As well, the book is filled with point-of-view and tense shifts, even within singular chapters. Toward the end of the book, a new style appears whereby a character interjects as if he is talking right to the reader (“May I interject” says one character. Another time he says, “Listen close.") These techniques often threw me off kilter, though I suspect they may be the very reason this book is likely to go on to acclaim – for its edgy literary-ness.

Beyond that, it should be warned that a recurring theme (and probably the most prevalent to me) is incest. I’m still perplexed and unsure if the author was trying to imply the prevalence of incest on the small islands or …? But it is no exaggeration to say that nearly every male character in this book had an attraction to the beauty of small girls.

I guess my quibble, if there is one – despite my deep admiration for the literary display (the author illustrates fabulous use of the double entendre for the daughter, Youme’s name, -- nicknamed “Me.”) – is that I didn’t know what this book was ‘about’ and didn’t quite connect in the ways I hoped to with the characters.

I suspect there were a lot of things, so brilliant in metaphor and symbol, that they went right over my head.
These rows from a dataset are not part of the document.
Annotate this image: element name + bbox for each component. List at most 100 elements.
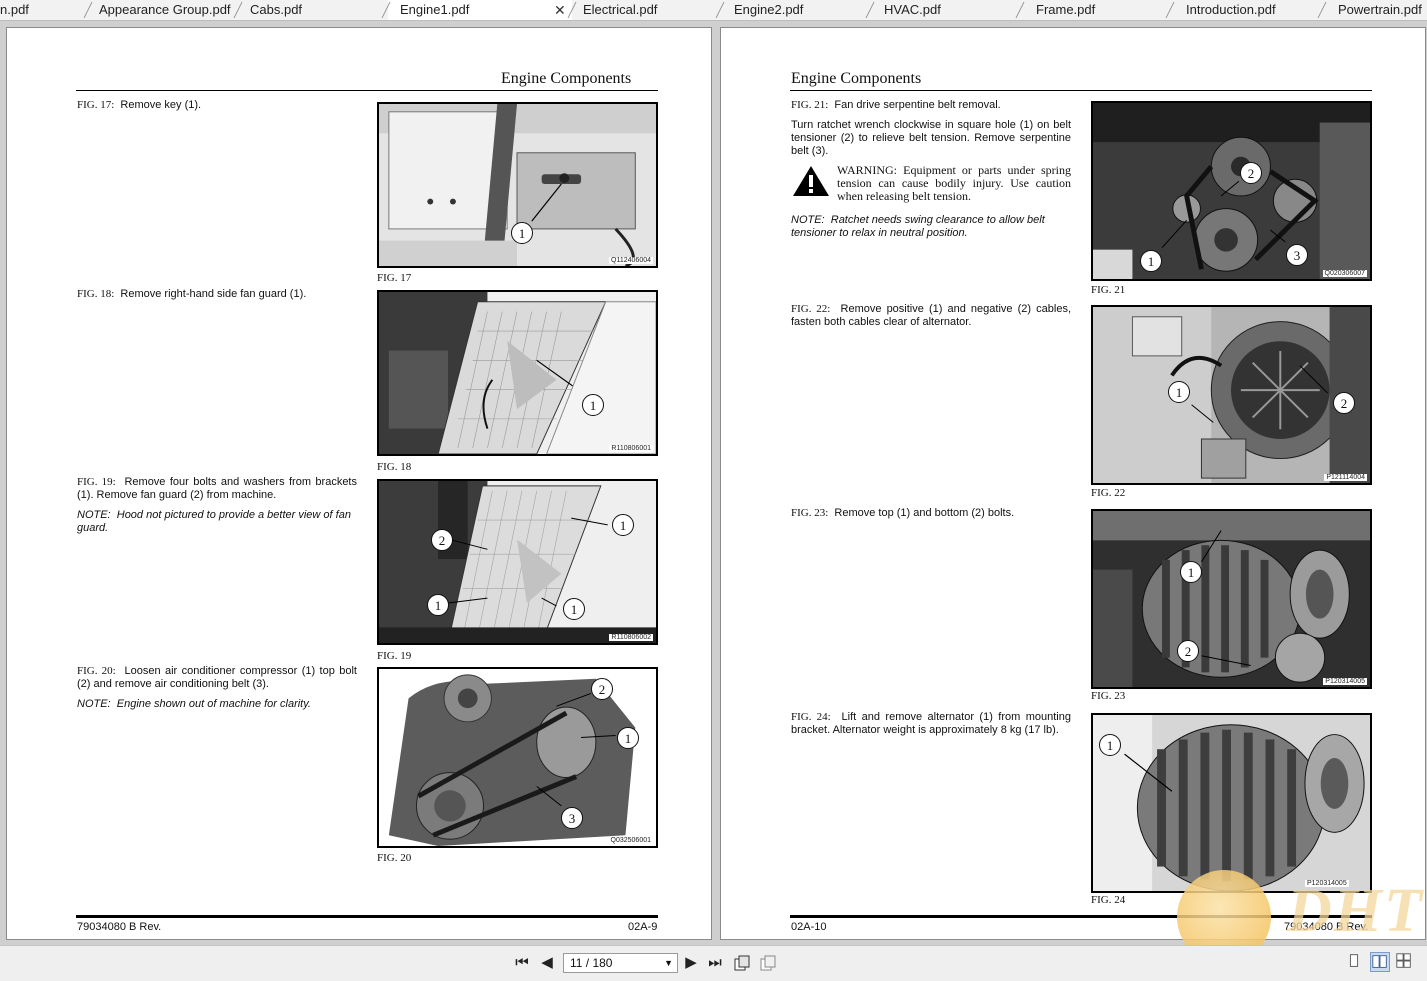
- tab-electrical[interactable]: Electrical.pdf: [572, 0, 722, 20]
- header-rule: [76, 90, 658, 91]
- tab-label: Introduction.pdf: [1186, 2, 1276, 17]
- document-viewer[interactable]: Engine Components FIG. 17: Remove key (1…: [0, 21, 1427, 945]
- callout-2: 2: [1177, 640, 1199, 662]
- fig18-image: 1 R110806001: [377, 290, 658, 456]
- figure-code: R110806001: [609, 445, 653, 452]
- fig-caption-text: Loosen air conditioner compressor (1) to…: [77, 665, 357, 690]
- tab-appearance-group[interactable]: Appearance Group.pdf: [90, 0, 238, 20]
- fig-caption-label: FIG. 18:: [77, 288, 115, 300]
- fit-page-icon[interactable]: [759, 954, 777, 972]
- tab-label: n.pdf: [0, 2, 29, 17]
- single-page-view-icon[interactable]: [1345, 952, 1365, 972]
- footer-page-number: 02A-10: [791, 921, 827, 933]
- callout-1: 1: [427, 594, 449, 616]
- tab-engine1[interactable]: Engine1.pdf ✕: [388, 0, 572, 20]
- fig21-note: NOTE: Ratchet needs swing clearance to a…: [791, 214, 1071, 240]
- note-text: Ratchet needs swing clearance to allow b…: [791, 214, 1045, 239]
- tab-cabs[interactable]: Cabs.pdf: [240, 0, 388, 20]
- fig18-label: FIG. 18: [377, 461, 412, 473]
- fig19-note: NOTE: Hood not pictured to provide a bet…: [77, 509, 357, 535]
- note-label: NOTE:: [791, 214, 825, 226]
- figure-code: Q112406004: [609, 257, 653, 264]
- callout-3: 3: [561, 807, 583, 829]
- next-page-icon[interactable]: ▶: [682, 954, 700, 972]
- figure-code: Q020306007: [1322, 270, 1367, 277]
- tab-label: Cabs.pdf: [250, 2, 303, 17]
- tab-frame[interactable]: Frame.pdf: [1022, 0, 1172, 20]
- fig20-image: 2 1 3 Q032506001: [377, 667, 658, 848]
- tab-label: Electrical.pdf: [583, 2, 658, 17]
- fig24-label: FIG. 24: [1091, 894, 1126, 906]
- tab-label: Frame.pdf: [1036, 2, 1096, 17]
- fig19-caption: FIG. 19: Remove four bolts and washers f…: [77, 476, 357, 502]
- last-page-icon[interactable]: ⏭: [706, 954, 724, 972]
- fig24-image: 1 P120314005: [1091, 713, 1372, 893]
- warning-icon: [793, 166, 829, 196]
- fig-caption-label: FIG. 24:: [791, 711, 831, 723]
- tab-hvac[interactable]: HVAC.pdf: [872, 0, 1022, 20]
- fig-caption-text: Remove positive (1) and negative (2) cab…: [791, 303, 1071, 328]
- fig-caption-text: Remove four bolts and washers from brack…: [77, 476, 357, 501]
- rotate-view-icon[interactable]: [733, 954, 751, 972]
- continuous-view-icon[interactable]: [1395, 952, 1415, 972]
- callout-1: 1: [1140, 250, 1162, 272]
- footer-rule: [76, 915, 658, 918]
- note-label: NOTE:: [77, 509, 111, 521]
- tab-label: Engine1.pdf: [400, 2, 470, 17]
- fig21-image: 2 1 3 Q020306007: [1091, 101, 1372, 281]
- figure-code: Q032506001: [608, 837, 653, 844]
- fig-caption-label: FIG. 17:: [77, 99, 115, 111]
- tab-n[interactable]: n.pdf: [0, 0, 88, 20]
- fig17-label: FIG. 17: [377, 272, 412, 284]
- fig-caption-label: FIG. 23:: [791, 507, 829, 519]
- fig22-label: FIG. 22: [1091, 487, 1126, 499]
- fig20-caption: FIG. 20: Loosen air conditioner compress…: [77, 665, 357, 691]
- tab-label: Appearance Group.pdf: [99, 2, 231, 17]
- callout-3: 3: [1286, 244, 1308, 266]
- fig21-label: FIG. 21: [1091, 284, 1126, 296]
- footer-doc-number: 79034080 B Rev.: [77, 921, 162, 933]
- fig22-caption: FIG. 22: Remove positive (1) and negativ…: [791, 303, 1071, 329]
- callout-1: 1: [1099, 734, 1121, 756]
- footer-doc-number: 79034080 B Rev.: [1284, 921, 1369, 933]
- tab-introduction[interactable]: Introduction.pdf: [1172, 0, 1324, 20]
- fig23-caption: FIG. 23: Remove top (1) and bottom (2) b…: [791, 507, 1076, 520]
- close-icon[interactable]: ✕: [554, 0, 566, 20]
- footer-page-number: 02A-9: [628, 921, 658, 933]
- first-page-icon[interactable]: ⏮: [513, 954, 531, 972]
- tab-label: HVAC.pdf: [884, 2, 941, 17]
- navigation-toolbar: ⏮ ◀ 11 / 180 ▼ ▶ ⏭: [0, 945, 1427, 981]
- callout-1: 1: [511, 222, 533, 244]
- note-text: Hood not pictured to provide a better vi…: [77, 509, 351, 534]
- tab-powertrain[interactable]: Powertrain.pdf: [1324, 0, 1427, 20]
- header-rule: [790, 90, 1372, 91]
- tab-engine2[interactable]: Engine2.pdf: [722, 0, 872, 20]
- tab-label: Powertrain.pdf: [1338, 2, 1422, 17]
- fig21-caption: FIG. 21: Fan drive serpentine belt remov…: [791, 99, 1076, 112]
- callout-2: 2: [591, 678, 613, 700]
- fig20-note: NOTE: Engine shown out of machine for cl…: [77, 698, 357, 711]
- fig17-image: 1 Q112406004: [377, 102, 658, 268]
- fig24-caption: FIG. 24: Lift and remove alternator (1) …: [791, 711, 1071, 737]
- callout-1: 1: [563, 598, 585, 620]
- chevron-down-icon[interactable]: ▼: [664, 954, 673, 972]
- footer-rule: [790, 915, 1372, 918]
- fig18-caption: FIG. 18: Remove right-hand side fan guar…: [77, 288, 362, 301]
- fig19-label: FIG. 19: [377, 650, 412, 662]
- callout-2: 2: [1240, 162, 1262, 184]
- fig23-label: FIG. 23: [1091, 690, 1126, 702]
- page-02A-9: Engine Components FIG. 17: Remove key (1…: [6, 27, 712, 940]
- fig-caption-label: FIG. 20:: [77, 665, 116, 677]
- fig-caption-label: FIG. 22:: [791, 303, 831, 315]
- fig-caption-text: Remove key (1).: [120, 99, 202, 111]
- fig21-instructions: Turn ratchet wrench clockwise in square …: [791, 119, 1071, 157]
- prev-page-icon[interactable]: ◀: [538, 954, 556, 972]
- fig-caption-text: Lift and remove alternator (1) from moun…: [791, 711, 1071, 736]
- page-number-field[interactable]: 11 / 180 ▼: [563, 953, 678, 973]
- note-text: Engine shown out of machine for clarity.: [116, 698, 311, 710]
- callout-1: 1: [1180, 561, 1202, 583]
- figure-code: R110806002: [609, 634, 653, 641]
- fig-caption-text: Remove right-hand side fan guard (1).: [120, 288, 307, 300]
- warning-text: WARNING: Equipment or parts under spring…: [837, 163, 1071, 203]
- two-page-view-icon[interactable]: [1370, 952, 1390, 972]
Maybe, in the end, this book was too smart for me. And that’s okay. This novel offers excellent commentary on American politics and the taking of the Virgin Islands. It’s a story of men disappearing and running away from women. And women running away from men; it’s about the pull and tug of attraction and repulsion between the sexes. Or is it?

For those who adore highly literary fiction (where nothing is quite as it seems), this might be your favorite read this year.

I won this uncorrected e-galley from the publisher.